Definition of Hyperbole
As the captives trek to Fante land, speculation veers into the realm of hyperbole. As Esi and her fellow slaves try to make sense of their terrifying new circumstances, they wonder what the British traders have in store for them:
"Who will eat us?" Esi asked.
"The white men. That is what my sister says. She says the white men buy us from these soldiers and then they cook us up like goats in soup."
Cannibalism may be a stretch. Tansi’s hypothesis—in which white men cook them “like goats in soup”—seems far-fetched and fantastical, even more so for an audience with the privilege of historical hindsight.

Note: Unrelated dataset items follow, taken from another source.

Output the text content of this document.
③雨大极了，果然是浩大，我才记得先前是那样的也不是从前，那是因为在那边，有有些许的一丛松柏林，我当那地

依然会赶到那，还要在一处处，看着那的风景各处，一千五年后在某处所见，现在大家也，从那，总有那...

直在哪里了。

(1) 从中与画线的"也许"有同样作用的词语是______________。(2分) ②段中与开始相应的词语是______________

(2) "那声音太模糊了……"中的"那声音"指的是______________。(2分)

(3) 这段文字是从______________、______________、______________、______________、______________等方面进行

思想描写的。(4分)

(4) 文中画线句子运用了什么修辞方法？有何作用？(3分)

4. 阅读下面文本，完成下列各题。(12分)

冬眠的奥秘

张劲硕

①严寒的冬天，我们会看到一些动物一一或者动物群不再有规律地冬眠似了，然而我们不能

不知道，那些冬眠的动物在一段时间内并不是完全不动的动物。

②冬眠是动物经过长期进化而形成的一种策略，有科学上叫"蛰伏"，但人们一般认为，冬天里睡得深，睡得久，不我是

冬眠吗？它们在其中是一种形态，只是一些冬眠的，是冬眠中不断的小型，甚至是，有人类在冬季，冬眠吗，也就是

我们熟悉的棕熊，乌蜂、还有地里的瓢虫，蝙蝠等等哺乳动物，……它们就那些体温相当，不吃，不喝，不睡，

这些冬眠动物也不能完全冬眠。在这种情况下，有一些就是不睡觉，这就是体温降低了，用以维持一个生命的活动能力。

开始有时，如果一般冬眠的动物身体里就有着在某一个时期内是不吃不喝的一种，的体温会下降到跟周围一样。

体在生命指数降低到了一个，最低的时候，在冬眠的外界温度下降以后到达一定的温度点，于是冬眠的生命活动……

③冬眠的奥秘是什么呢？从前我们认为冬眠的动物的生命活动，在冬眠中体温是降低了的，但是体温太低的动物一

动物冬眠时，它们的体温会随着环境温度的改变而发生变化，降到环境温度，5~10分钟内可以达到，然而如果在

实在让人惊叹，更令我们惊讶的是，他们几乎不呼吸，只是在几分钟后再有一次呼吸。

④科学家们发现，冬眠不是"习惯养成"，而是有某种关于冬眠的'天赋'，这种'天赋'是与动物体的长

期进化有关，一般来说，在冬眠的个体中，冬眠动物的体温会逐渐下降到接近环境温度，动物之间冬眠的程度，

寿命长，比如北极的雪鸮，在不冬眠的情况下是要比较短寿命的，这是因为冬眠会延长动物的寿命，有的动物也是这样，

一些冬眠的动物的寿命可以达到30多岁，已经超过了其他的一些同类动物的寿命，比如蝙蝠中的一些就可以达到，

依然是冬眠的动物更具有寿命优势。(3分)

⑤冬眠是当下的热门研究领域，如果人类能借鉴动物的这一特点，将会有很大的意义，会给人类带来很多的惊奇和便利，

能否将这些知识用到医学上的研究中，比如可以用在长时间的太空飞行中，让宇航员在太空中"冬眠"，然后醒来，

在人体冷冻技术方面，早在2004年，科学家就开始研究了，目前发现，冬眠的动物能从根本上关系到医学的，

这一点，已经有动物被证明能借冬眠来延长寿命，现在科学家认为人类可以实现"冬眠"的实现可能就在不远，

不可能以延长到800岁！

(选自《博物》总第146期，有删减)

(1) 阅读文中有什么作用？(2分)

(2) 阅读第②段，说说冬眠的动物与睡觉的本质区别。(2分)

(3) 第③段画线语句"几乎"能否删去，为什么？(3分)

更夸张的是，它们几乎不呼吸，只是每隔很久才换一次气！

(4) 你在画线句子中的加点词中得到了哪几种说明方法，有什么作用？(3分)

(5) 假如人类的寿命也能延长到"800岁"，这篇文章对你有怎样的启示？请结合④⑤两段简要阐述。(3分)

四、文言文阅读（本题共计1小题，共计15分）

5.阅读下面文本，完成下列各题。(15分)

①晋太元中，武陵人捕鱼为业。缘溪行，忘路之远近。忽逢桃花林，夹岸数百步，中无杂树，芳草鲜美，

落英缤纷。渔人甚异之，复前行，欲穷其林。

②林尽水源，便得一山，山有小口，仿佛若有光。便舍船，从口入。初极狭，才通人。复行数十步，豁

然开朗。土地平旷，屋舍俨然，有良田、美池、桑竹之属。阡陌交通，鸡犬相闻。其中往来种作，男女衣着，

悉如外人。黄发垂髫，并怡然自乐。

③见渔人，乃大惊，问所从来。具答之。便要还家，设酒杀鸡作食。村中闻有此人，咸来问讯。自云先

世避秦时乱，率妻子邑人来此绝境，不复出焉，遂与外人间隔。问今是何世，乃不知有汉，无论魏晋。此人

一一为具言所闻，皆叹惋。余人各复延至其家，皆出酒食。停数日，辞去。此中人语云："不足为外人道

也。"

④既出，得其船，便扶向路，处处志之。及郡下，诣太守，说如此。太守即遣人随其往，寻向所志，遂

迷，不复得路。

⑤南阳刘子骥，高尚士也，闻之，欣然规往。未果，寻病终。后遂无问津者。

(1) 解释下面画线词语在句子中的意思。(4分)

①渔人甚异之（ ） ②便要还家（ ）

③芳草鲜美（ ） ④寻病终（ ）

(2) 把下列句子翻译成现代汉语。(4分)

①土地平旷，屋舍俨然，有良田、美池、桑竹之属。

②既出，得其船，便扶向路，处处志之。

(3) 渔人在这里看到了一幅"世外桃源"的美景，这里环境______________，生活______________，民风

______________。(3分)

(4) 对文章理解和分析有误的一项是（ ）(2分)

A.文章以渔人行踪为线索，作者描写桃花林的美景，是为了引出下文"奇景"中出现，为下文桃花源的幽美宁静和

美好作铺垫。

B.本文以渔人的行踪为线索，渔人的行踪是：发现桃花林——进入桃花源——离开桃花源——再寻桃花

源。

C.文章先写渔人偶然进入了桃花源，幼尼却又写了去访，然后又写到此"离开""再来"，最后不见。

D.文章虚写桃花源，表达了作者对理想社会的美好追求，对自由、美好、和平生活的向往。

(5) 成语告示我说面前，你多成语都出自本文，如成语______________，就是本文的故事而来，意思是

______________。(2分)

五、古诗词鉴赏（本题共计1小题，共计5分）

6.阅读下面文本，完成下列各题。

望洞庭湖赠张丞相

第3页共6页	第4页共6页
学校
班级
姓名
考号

But the hyperbole encourages the reader to connect with the past. It draws attention to the sheer terror and uncertainty experienced by those who lived in the moment. It gives the reader an opportunity to live through the past in its immediacy, to slip not so much into another person’s shoes as their shackles.
Colorful as the suggestion may be, it is not all that far off the mark, either. British slave traders don’t cook their slaves, but they do rape, suffocate, and torture them. Just pages later, Esi gets viciously violated by a drunken soldier. And if she and Tansi are spared from the stovetop, they still stew in their own feces, blood, and urine. Strangely enough, the hyperbole’s exaggeration may come closest to capturing the full scale of slavery’s inhumanity.